Les kids du Séminaire Sans Français

par Robert Jasmin
Les kids du Séminaire Sans Français

La semaine dernière, je terminais mon billet avec le souhait de voir se développer de la fierté et de la vigilance au bénéfice de notre langue. Ce n’est vraiment pas le cas dans le domaine des sports au Séminaire Saint François (SSF) de Cap Rouge. Il n’y a ni fierté chez certains sportifs, ni vigilance de la part de la direction. La photo du vestiaire des jeunes hockeyeurs parue dans le Journal de Québec le 29 mars était plus qu’éloquente : trois inscriptions unilingues anglaises fouettaient l’ardeur des joueurs en grosses lettres rouges de 30 cm sur  trois murs.

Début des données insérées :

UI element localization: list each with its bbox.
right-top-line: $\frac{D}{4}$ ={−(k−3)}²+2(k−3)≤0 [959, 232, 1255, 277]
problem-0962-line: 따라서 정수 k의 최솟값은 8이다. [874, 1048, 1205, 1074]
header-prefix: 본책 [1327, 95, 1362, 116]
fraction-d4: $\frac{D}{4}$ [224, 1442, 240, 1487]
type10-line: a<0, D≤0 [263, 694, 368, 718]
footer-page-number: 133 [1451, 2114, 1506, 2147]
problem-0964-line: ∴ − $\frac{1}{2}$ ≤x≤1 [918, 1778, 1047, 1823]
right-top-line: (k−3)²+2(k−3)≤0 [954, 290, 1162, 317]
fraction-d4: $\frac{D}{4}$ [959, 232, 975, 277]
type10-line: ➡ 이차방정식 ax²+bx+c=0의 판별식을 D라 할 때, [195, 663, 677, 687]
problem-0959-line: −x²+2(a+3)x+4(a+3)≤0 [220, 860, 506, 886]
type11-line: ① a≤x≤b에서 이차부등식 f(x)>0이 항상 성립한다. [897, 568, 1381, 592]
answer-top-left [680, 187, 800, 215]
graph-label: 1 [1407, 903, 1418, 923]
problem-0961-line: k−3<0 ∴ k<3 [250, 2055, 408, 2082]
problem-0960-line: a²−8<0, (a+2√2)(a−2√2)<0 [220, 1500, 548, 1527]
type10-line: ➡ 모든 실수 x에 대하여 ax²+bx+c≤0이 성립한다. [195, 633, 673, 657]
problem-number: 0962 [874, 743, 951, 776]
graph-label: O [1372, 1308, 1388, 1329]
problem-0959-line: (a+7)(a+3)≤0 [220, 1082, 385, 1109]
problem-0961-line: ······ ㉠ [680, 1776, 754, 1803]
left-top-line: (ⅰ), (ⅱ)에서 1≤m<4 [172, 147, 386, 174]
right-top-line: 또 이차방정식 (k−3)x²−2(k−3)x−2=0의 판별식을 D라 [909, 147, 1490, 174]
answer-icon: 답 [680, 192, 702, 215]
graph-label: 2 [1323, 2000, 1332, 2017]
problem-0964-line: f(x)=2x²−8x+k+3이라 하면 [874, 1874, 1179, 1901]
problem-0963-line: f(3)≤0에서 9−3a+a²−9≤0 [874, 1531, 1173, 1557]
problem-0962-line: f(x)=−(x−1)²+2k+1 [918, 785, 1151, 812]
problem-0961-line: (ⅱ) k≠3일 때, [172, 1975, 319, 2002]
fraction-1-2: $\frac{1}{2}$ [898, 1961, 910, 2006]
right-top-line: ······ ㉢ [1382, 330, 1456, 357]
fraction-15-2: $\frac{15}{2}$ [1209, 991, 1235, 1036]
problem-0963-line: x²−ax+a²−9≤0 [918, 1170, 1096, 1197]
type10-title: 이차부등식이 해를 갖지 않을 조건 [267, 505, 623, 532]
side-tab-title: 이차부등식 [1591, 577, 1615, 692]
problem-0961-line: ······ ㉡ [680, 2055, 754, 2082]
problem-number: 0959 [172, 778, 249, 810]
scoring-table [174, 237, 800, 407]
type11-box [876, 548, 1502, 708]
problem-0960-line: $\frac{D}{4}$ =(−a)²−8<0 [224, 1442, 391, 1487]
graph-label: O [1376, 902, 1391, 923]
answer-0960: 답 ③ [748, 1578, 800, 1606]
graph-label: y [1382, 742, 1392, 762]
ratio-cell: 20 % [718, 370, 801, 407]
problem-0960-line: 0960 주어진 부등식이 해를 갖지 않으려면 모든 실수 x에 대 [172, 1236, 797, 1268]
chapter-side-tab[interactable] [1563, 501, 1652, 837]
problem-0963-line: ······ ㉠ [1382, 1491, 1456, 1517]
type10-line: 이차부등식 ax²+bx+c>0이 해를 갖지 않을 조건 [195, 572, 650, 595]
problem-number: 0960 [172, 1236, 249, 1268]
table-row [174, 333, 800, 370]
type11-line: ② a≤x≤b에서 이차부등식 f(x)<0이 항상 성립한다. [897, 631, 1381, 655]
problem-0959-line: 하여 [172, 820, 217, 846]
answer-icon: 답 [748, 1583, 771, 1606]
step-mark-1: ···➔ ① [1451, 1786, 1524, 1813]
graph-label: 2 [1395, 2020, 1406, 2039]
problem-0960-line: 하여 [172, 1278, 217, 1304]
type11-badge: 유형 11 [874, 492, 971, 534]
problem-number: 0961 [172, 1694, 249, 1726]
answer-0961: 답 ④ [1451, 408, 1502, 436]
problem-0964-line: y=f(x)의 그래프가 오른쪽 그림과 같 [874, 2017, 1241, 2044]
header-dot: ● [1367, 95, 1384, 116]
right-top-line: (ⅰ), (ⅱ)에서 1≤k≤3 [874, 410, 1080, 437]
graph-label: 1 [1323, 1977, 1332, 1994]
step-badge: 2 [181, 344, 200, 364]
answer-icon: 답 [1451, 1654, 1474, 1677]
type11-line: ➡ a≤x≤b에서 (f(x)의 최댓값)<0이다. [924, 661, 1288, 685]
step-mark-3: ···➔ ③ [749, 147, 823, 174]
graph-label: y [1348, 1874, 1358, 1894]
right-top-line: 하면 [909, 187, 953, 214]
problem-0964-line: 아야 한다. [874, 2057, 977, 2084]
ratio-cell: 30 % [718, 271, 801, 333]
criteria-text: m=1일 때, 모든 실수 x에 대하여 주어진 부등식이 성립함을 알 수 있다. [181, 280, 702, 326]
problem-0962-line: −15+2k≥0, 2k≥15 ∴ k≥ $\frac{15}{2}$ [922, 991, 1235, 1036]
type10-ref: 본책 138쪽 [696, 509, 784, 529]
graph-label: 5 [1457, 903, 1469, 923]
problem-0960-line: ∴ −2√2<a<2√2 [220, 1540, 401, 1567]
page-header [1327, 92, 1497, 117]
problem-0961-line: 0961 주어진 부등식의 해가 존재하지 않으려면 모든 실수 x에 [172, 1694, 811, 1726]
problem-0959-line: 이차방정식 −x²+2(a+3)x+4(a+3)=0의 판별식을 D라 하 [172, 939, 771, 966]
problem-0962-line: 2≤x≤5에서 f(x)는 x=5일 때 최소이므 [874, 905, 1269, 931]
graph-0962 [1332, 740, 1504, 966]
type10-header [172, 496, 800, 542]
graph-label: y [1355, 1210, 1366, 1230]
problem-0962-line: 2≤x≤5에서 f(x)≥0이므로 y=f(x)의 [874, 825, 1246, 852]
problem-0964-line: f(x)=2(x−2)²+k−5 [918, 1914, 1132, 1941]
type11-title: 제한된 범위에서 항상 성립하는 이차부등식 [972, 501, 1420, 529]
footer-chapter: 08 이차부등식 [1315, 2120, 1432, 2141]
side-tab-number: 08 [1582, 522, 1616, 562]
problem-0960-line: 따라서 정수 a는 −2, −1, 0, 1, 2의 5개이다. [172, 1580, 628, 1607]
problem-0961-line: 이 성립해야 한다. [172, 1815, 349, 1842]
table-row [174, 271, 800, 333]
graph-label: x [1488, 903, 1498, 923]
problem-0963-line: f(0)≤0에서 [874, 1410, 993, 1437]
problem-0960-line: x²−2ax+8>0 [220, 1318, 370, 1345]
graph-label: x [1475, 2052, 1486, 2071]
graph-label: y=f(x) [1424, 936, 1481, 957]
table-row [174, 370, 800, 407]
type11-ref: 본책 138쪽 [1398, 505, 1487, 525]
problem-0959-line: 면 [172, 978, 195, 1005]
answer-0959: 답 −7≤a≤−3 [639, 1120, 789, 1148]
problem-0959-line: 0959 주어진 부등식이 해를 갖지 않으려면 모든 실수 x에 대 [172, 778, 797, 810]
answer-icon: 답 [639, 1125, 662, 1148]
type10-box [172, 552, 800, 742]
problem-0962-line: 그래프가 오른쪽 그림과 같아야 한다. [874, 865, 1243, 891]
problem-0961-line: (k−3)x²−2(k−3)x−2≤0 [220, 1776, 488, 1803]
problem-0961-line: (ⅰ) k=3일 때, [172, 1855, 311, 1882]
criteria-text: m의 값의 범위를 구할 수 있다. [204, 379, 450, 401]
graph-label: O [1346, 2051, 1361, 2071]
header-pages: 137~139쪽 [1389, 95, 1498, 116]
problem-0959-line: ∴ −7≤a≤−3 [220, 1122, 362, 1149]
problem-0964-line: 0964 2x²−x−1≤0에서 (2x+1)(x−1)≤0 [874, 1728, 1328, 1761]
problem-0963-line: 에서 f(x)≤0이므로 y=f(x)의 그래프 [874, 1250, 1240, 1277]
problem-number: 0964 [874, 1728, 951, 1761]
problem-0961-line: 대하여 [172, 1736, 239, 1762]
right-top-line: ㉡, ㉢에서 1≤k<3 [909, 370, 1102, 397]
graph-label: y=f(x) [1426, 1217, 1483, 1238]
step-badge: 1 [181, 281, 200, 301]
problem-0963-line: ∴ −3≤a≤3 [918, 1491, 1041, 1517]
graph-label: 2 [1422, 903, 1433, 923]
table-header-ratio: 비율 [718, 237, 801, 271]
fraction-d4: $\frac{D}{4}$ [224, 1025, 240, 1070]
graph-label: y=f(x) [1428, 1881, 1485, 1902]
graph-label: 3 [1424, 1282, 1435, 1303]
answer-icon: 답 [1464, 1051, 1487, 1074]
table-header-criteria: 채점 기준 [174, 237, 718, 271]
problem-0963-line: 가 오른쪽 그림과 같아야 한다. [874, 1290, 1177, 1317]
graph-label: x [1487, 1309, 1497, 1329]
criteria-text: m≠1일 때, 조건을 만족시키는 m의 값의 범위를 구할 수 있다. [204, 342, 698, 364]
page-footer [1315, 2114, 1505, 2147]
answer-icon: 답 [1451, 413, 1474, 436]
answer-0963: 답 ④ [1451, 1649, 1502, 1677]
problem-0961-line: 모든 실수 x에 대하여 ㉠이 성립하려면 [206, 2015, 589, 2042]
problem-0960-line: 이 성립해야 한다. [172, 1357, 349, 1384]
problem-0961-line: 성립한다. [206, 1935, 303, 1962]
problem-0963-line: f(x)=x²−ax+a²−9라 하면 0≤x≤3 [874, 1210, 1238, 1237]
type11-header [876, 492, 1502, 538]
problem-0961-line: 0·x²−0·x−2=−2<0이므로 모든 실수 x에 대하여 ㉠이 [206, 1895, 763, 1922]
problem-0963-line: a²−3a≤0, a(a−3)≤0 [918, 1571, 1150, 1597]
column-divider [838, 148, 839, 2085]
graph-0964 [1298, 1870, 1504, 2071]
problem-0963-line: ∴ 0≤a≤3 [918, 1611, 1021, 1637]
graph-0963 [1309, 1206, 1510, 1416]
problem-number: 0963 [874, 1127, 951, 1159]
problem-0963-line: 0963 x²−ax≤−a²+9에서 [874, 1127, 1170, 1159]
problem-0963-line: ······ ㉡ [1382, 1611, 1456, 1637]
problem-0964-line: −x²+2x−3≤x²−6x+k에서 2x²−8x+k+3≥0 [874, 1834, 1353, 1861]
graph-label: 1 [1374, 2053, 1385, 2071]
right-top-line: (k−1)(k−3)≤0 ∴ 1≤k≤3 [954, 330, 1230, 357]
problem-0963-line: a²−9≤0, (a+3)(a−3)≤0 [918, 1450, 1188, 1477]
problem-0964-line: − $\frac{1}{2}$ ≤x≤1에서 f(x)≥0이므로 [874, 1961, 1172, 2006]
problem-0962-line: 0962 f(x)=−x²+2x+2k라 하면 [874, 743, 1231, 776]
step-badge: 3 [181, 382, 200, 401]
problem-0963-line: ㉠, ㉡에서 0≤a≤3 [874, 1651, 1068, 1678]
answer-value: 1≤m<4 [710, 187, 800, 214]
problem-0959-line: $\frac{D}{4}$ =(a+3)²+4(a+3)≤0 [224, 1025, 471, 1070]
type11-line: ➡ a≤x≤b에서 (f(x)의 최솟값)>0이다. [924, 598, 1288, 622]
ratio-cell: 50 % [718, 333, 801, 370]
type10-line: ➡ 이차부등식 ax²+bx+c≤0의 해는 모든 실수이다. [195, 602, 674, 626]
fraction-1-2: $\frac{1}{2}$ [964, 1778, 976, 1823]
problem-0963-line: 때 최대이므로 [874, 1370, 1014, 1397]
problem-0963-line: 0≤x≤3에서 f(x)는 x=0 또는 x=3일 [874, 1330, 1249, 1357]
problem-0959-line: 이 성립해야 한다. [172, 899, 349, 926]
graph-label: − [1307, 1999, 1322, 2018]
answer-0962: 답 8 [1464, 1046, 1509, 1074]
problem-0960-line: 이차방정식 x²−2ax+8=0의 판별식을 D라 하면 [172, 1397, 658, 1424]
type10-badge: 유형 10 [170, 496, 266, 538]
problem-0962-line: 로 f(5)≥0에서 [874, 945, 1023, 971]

Je vous fais grâce des mots d’ordre.

Le directeur Luc Savoie soutient que «ces messages sont beaucoup plus faciles à imager en anglais qu’en français où c’a moins d’impact». Il ajoute que le SSF se conformera à la loi mais que ce sera «au détriment des petits kids». J’aimerais ici faire appel à un expert en la matière : Albert Memmi, celui qui, le premier, s’est penché sur ce problème d’aliénation culturelle dans un livre préfacé par Jean-Paul Sartre, Le portrait du colonisé ( éditions J.J. Pauvert ). Je crois qu’il est important d’en citer quelques passages.

Memmi écrit : la langue maternelle du colonisé, celle qui est nourrie de ses sensations, ses passions et ses rêves, celle dans laquelle se libèrent sa tendresse et ses étonnements, celle enfin qui recèle la plus grande charge affective, celle-là précisément est la moins valorisée. Pour le colonisé, ajoute Memmi,  sa langue n’a aucune dignité. S‘il veut construire sa place, exister dans la cité et dans le monde, il doit d’abord se plier à la langue des autres, celle de ses maîtres…De lui-même, il se met à écarter cette langue maternelle infirme (celle qui a moins d’impact pour employer le terme de monsieur Savoie), celle qu’il faut cacher (et ne pas afficher comme slogan sur les murs).

Quand on n’est à l’aise que dans la langue de l’autre, quand on croit que «ça se dit mieux» dans la langue de l’autre, c’est signe que nous avons profondément intériorisé cette infériorité qui est la caractéristique de tout colonisé. Avec le sentiment d’infériorité, on en vient vite à celui de la gêne, voire de la honte. N’est-ce pas là un sentiment contraire au sentiment de fierté que tout sportif doit éprouver à l’égard de son équipe ? Une  fierté qui doit rejaillir sur le Séminaire ainsi que sur le peuple qui permet au Séminaire d’exister. Or, ce peule a une langue qui, elle aussi, demande sa part de fierté. Même de la part de joueurs d’élite.